November-December 2007 
Year 14    No.126

My Islam, Your Islam, Our Islam, Their Islam


A wide variety of opinions exists as to the nature and teachings of Islam, even among those widely regarded as experts. Rather than view Islam and its teachings as a single monolithic entity, it is more accurate to recognise and acknowledge the de facto plurality of opinions that have always existed as to what Islam is and what it "compels" you, me or us to do.

The personal experiences of any one human being can never be exactly identical with those of anyone else. These experiences invariably colour the understanding and perceptions of those who have them within the context of their respective religious traditions. I myself have undergone a continual process of transformation regarding my personal understanding of Islam from the time of earliest childhood until today.

From this I conclude that the Islam which I conceive and experience is unique to me and may rightly be termed "My Islam". The character of My Islam is the outgrowth of my cumulative personal experience, which it may be appropriate to share but never to force upon others. Should I try to force my personal understanding of Islam and its teachings upon others, the result will inevitably be a serious "dislocation" for those so affected, annihilating the perceived beauty and joy of their own respective opinions.

A vast diversity of opinions about Islam are held by my fellow Muslims, which they are free, in turn, to share with me. I may or may not agree with them but the result of such interaction invariably becomes another element of my own personal understanding and experience, and of theirs. For example, those wishing to "purify" Islam from so-called bid’a, or innovation, may reject the use of a drum to issue the call to prayer, reverence of saints, or even the use of a rosary while reciting the names of god. Thus we may refer to others’ personal experience and understanding of Islam as "Your Islam" and go through life adopting or politely refusing to adopt any given element thereof.

Muslims refer to this process of mutual visitation, sharing and growth by its Arabic term, silaturrahim, which means "to relate in an attitude of mutual affection". Such sharing of views may or may not produce what we might call "Our Islam", dependent on the respective understanding and experiences of those involved, but at least it fosters mutual respect and tolerance of differences.

Unfortunately, the Muslim world today is afflicted by a crisis in which the tradition of silaturrahim is being replaced by attempts to force one’s own views of Islam on to others. For me personally, "Their Islam" is a fair term to describe the views of those who would annihilate the great beauty and diversity of traditional Islam in the name of an artificial and enforced conformity to their own rigid opinions. For such people, "Our Islam" is a misnomer, for in fact they seek to enforce – through intimidation and violence – a colourless monolithic uniformity that does not and has never existed in the long history of Islam.

The desire for "Our Islam" appears to be inherent in the nature of most Muslims. Yet the only realistic way to establish such a phenomenon is for "My Islam" and "Your Islam" to peacefully coexist in mutual respect and toleration without trying to annihilate our differences.
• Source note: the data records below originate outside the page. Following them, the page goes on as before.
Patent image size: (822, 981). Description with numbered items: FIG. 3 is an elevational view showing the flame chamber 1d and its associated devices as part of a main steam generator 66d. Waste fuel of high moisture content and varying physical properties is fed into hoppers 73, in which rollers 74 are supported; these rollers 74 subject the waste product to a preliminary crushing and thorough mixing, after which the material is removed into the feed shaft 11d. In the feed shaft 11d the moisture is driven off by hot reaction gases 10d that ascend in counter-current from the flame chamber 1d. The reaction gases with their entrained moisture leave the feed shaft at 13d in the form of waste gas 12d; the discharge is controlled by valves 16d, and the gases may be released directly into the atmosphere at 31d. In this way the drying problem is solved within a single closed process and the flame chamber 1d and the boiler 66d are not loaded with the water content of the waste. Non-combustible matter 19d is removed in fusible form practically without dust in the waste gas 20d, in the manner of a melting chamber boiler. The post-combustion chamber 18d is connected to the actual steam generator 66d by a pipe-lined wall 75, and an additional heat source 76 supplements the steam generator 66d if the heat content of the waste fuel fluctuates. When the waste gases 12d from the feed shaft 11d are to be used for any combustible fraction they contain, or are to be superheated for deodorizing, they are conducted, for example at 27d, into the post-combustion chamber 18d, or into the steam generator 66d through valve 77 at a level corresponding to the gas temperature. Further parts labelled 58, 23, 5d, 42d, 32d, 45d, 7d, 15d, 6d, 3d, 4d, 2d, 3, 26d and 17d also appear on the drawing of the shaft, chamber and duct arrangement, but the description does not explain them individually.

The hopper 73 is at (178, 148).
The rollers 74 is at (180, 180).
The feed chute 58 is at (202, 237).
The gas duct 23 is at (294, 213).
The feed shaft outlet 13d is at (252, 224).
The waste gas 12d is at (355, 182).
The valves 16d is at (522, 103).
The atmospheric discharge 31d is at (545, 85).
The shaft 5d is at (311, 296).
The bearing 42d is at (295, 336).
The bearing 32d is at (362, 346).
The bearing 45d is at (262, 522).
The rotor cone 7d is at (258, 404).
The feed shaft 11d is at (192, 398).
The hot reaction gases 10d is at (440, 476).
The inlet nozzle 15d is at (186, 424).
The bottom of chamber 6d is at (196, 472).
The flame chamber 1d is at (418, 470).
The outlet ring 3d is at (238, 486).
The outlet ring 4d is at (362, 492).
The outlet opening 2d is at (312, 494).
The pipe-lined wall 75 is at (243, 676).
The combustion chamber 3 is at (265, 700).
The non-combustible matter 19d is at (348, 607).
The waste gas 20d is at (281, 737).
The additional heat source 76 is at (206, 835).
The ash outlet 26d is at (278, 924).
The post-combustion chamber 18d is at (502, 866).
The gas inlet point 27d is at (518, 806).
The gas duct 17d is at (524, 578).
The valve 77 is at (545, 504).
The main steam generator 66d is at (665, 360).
Rather than seek to repress or destroy the nearly infinite beautiful variety of god’s creation, we would be better advised to pursue al-jihad al-akbar and annihilate our own egos so that we may unite in a common spiritual apprehension of the one – which gives rise to inner peace and a joyful tolerance of differences here on earth.

However, those who care about the future of Our Islam on this earthly plane would be well advised to unite in rejecting the use of Islam as an ideology or a weapon to violate the sanctity of Your Islam and mine. n

(Kyai Haji Abdurrahman Wahid, popularly known as Gus Dur, served as Indonesia’s first democratically elected president from 1999-2001. Prior to his election and the founding of his National Awakening Party, Wahid had long served as the chairman of Nahdlatul Ulama, the world’s largest Muslim organisation boasting over 40 million members. He is a patron and senior adviser to the LibForAll Foundation, an organisation he founded with C. Holland Taylor to spread moderate and tolerant teaching of Islam.)